A ProPublica investigation found that the Cleveland Clinic’s private police force is making and leading a disproportionate number of charges against black people. And in March, video surfaced showing police and hospital staff in Virginia holding down a patient who was going through a mental health crisis, resulting in his death. According to a study by Johns Hopkins University, in 23% of ER shootings between 2000 and 2011, the perpetrator took a gun from a security guard. The November CMS memo mentioned several incidents at the hospital involving police, with the agency citing the facility for failing to create a safe environment.
Georgia law does not require hospital officers to arrest patients pending warrants for crimes committed off hospital property, such as probation violations. But that doesn’t limit those powers either, said Mazie Lynn Guertin, executive director of the Georgia Association of Criminal Defense Lawyers.

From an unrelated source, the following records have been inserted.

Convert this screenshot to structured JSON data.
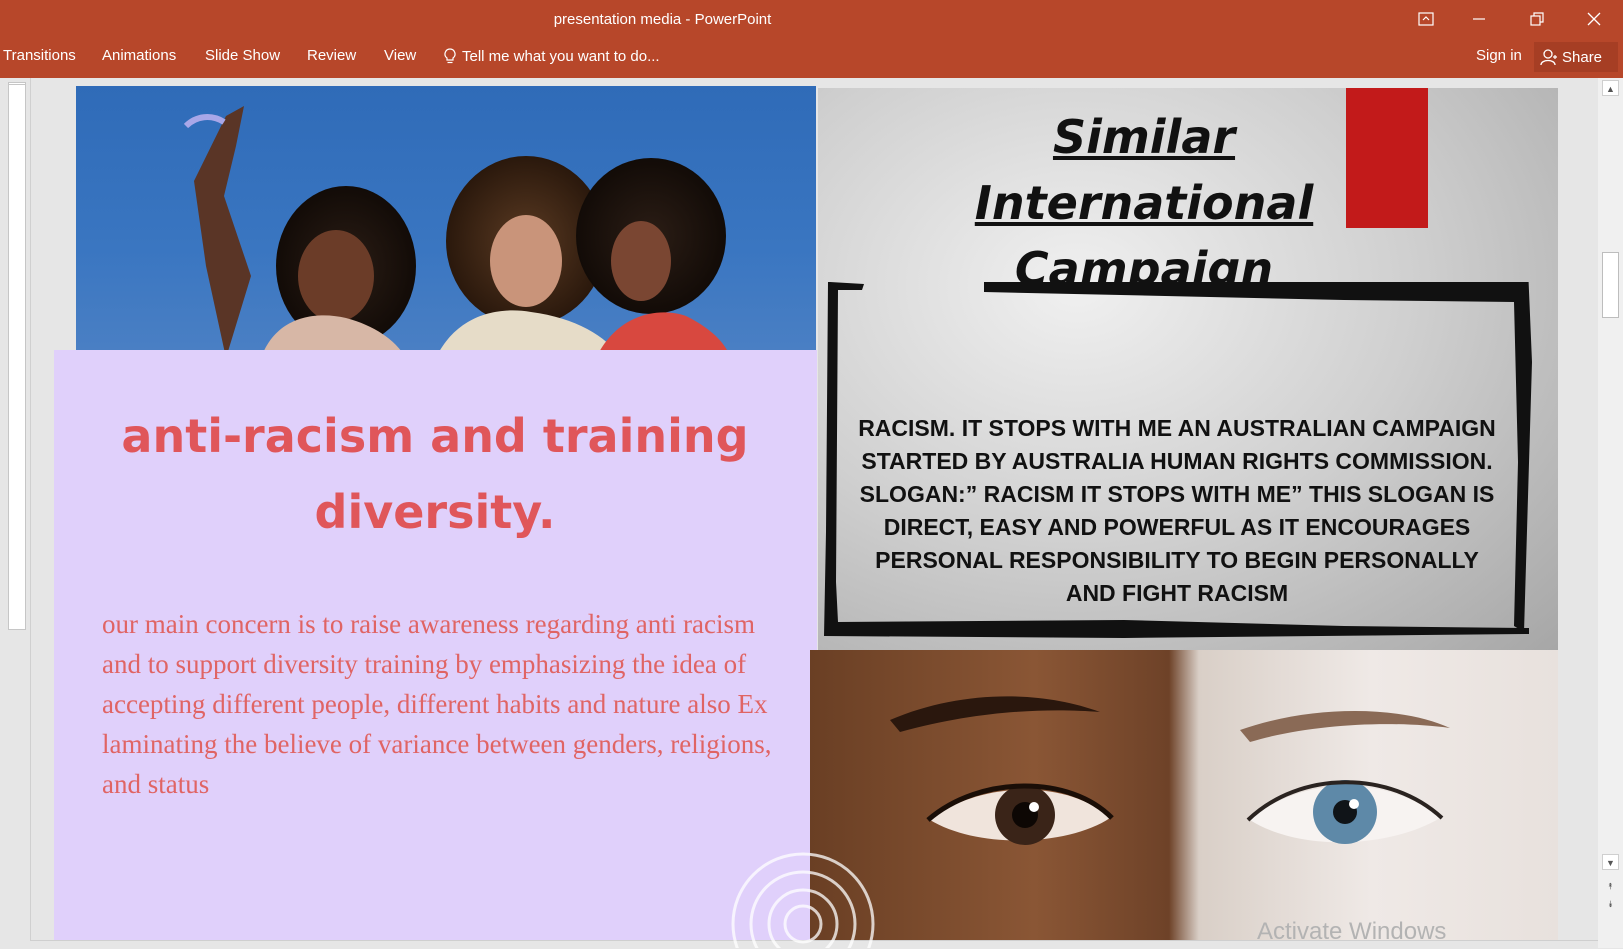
{
  "window": {
    "title": "presentation media - PowerPoint"
  },
  "ribbon": {
    "tabs": [
      "Transitions",
      "Animations",
      "Slide Show",
      "Review",
      "View"
    ],
    "tell_me": "Tell me what you want to do...",
    "sign_in": "Sign in",
    "share": "Share"
  },
  "slide": {
    "heading": "anti-racism and training diversity.",
    "body": "our main concern is to raise awareness regarding anti racism and to support diversity training by emphasizing the idea of accepting different people, different habits and nature also Ex laminating the believe of variance between genders, religions, and status",
    "title": "Similar International Campaign",
    "campaign_text": "RACISM. IT STOPS WITH ME AN AUSTRALIAN CAMPAIGN STARTED BY AUSTRALIA HUMAN RIGHTS COMMISSION. SLOGAN:” RACISM IT STOPS WITH ME” THIS SLOGAN IS DIRECT, EASY AND POWERFUL AS IT ENCOURAGES PERSONAL RESPONSIBILITY TO BEGIN PERSONALLY AND FIGHT RACISM"
  },
  "overlay": {
    "activate_windows": "Activate Windows"
  },
  "colors": {
    "ribbon": "#b7472a",
    "lilac_panel": "#e0d0fb",
    "heading_red": "#e0565a",
    "accent_red_bar": "#c21a1a"
  }
}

“If the discretion is unrestricted, someone will eventually exercise it,” she said.
Law enforcement should always be a last resort, argued Kaufman, the trauma surgeon. Although the threat of violence is worrying, hospitals can spend more on health care staffing, improve general education and provide de-escalation skills.
“Our primary goal should not be that our patients pose a threat to us,” Kaufman said. “It’s a harmful and racist lens. We should develop safe and healthy workplaces in other ways.”